Edgar Morin : les souvenirs viennent à ma rencontre


Edgar Morin en dit :

 "Ces souvenirs ne sont pas venus selon un ordre chronologique comme le sont habituellement les Mémoires. Ils sont venus à ma rencontre selon l’inspiration, les circonstances. S’interpellant les uns les autres, certains en ont fait émerger d’autres de l’oubli.
Ils témoignent que j’ai pu admirer inconditionnellement des hommes ou femmes qui furent à la fois mes héros et mes amis.
Ils témoignent des dérives et des dégradations, mais aussi des grandeurs et des noblesses que les violents remous de l’Histoire ont entraînées chez tant de proches.
Ils témoignent des illuminations qui m’ont révélé mes vérités ; de mes émotions, de mes ferveurs, de mes douleurs, de mes bonheurs.
Ils témoignent que je suis devenu tout ce que j’ai rencontré.
Ils témoignent que le fils unique, orphelin de mère que j’étais, a trouvé dans sa vie des frères et des sœurs.
Ils témoignent de mes résistances : sous l’Occupation, puis au cours des guerres d’Algérie, de Yougoslavie, du Moyen-Orient, et contre la montée de deux barbaries, l’une venue du fond des âges, de la haine, du mépris, du fanatisme, l’autre froide, voire glacée, du calcul et du profit, toutes deux désormais sans freins.
Ces souvenirs témoignent enfin d’une extrême diversité de curiosités et d’intérêts, mais aussi d’une obsession essentielle, celle qu’exprimait Kant et qui n’a cessé de m’animer : Que puis-je savoir ? Que puis-je croire ? Que puis-je espérer ? Inséparable de la triple question : qu’est-ce que l’homme, la vie, l’univers ?
Cette interrogation, je me suis donné le droit de la poursuivre toute ma vie."

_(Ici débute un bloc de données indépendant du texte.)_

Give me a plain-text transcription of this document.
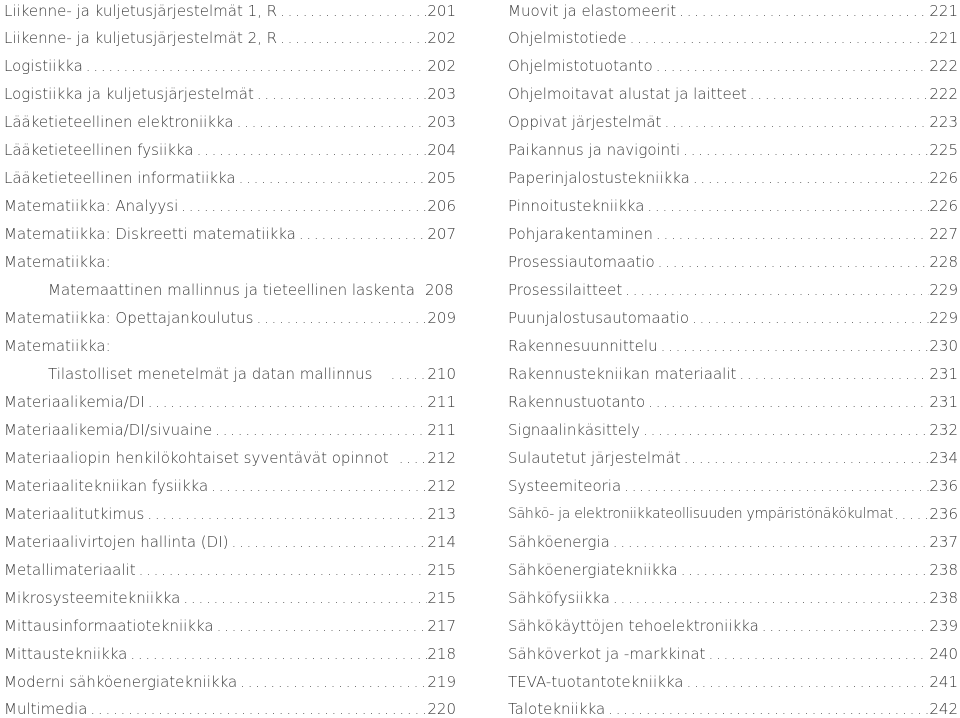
Liikenne- ja kuljetusjärjestelmät 1, R . . .	201
Liikenne- ja kuljetusjärjestelmät 2, R . . .	202
Logistiikka . . .	202
Logistiikka ja kuljetusjärjestelmät . . .	203
Lääketieteellinen elektroniikka . . .	203
Lääketieteellinen fysiikka . . .	204
Lääketieteellinen informatiikka . . .	205
Matematiikka: Analyysi . . .	206
Matematiikka: Diskreetti matematiikka . . .	207
Matematiikka:
Matemaattinen mallinnus ja tieteellinen laskenta 208
Matematiikka: Opettajankoulutus . . .	209
Matematiikka:
Tilastolliset menetelmät ja datan mallinnus . . .	210
Materiaalikemia/DI . . .	211
Materiaalikemia/DI/sivuaine . . .	211
Materiaaliopin henkilökohtaiset syventävät opinnot . . .	212
Materiaalitekniikan fysiikka . . .	212
Materiaalitutkimus . . .	213
Materiaalivirtojen hallinta (DI) . . .	214
Metallimateriaalit . . .	215
Mikrosysteemitekniikka . . .	215
Mittausinformaatiotekniikka . . .	217
Mittaustekniikka . . .	218
Moderni sähköenergiatekniikka . . .	219
Multimedia . . .	220
Muovit ja elastomeerit . . .	221
Ohjelmistotiede . . .	221
Ohjelmistotuotanto . . .	222
Ohjelmoitavat alustat ja laitteet . . .	222
Oppivat järjestelmät . . .	223
Paikannus ja navigointi . . .	225
Paperinjalostustekniikka . . .	226
Pinnoitustekniikka . . .	226
Pohjarakentaminen . . .	227
Prosessiautomaatio . . .	228
Prosessilaitteet . . .	229
Puunjalostusautomaatio . . .	229
Rakennesuunnittelu . . .	230
Rakennustekniikan materiaalit . . .	231
Rakennustuotanto . . .	231
Signaalinkäsittely . . .	232
Sulautetut järjestelmät . . .	234
Systeemiteoria . . .	236
Sähkö- ja elektroniikkateollisuuden ympäristönäkökulmat . . . 236
Sähköenergia . . .	237
Sähköenergiatekniikka . . .	238
Sähköfysiikka . . .	238
Sähkökäyttöjen tehoelektroniikka . . .	239
Sähköverkot ja -markkinat . . .	240
TEVA-tuotantotekniikka . . .	241
Talotekniikka . . .	242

Un livre de transmission qu'il faut aborder comme un recueil historique où se succèdent, par thèmes, les événements qui ont émaillé le dernier siècle. Des souvenirs, de l'émotion, de la rigueur, de l'authenticité.

Et les rencontres qu'il a faites durant ces 100 ans de vie parfois anecdotiques parfois passionnantes.


"De menus larcins avec des camarades dans les épiceries de Lyon sous l’Occupation, une fête arrosée de vodka à l’occasion d’une victoire militaire soviétique sur les nazis en 1943, la découverte de Hegel grâce à la rencontre fortuite d’un intellectuel hongrois dans un restaurant... C’est ainsi que cheminent les mémoires d’Edgar Morin. Nous sommes loin de l’épopée d’un jeune esprit, né en 1921, qui marche droit devant l’Histoire. La Résistance, l’engagement communiste, la sociologie puis la philosophie : le parcours de l’intellectuel, qui commença par des textes surprenants sur la mort, les yéyés ou la rumeur, pour finir par s’interroger sur le savoir du savoir, se déroule dans un doux vagabondage guidé par les intermittences du souvenir des rencontres. L’initiation philosophique de Jankélévitch au premier étage d’un café toulousain – où Morin rencontrera d’ailleurs sa femme Violette – côtoie, à quelques pages d’intervalle, sa fascination amoureuse pour Marguerite Duras et des moments troublés, comme cette expérience avec une prostituée à Pigalle. Les souvenirs remontent à la surface, les personnes défilent à une vitesse vertigineuse. D’autres reviennent, régulièrement, comme une petite phrase musicale. Par exemple, la comédienne québécoise Johanne Harrelle, qui deviendra aussi sa femme, ou encore le philosophe et psychanalyste Cornelius Castoriadis. Il y a, au fond, un jeu de miroirs entre le Morin philosophe et le Morin des mémoires. D’un côté, sa « pensée complexe » qui refuse de réduire l’être et le monde à des principes explicatifs figés. De l’autre, une vie qui ne se donne pas comme une œuvre définitive animée par une force intérieure et se révèle comme totalement orchestrée par autrui." : philosophie magazine.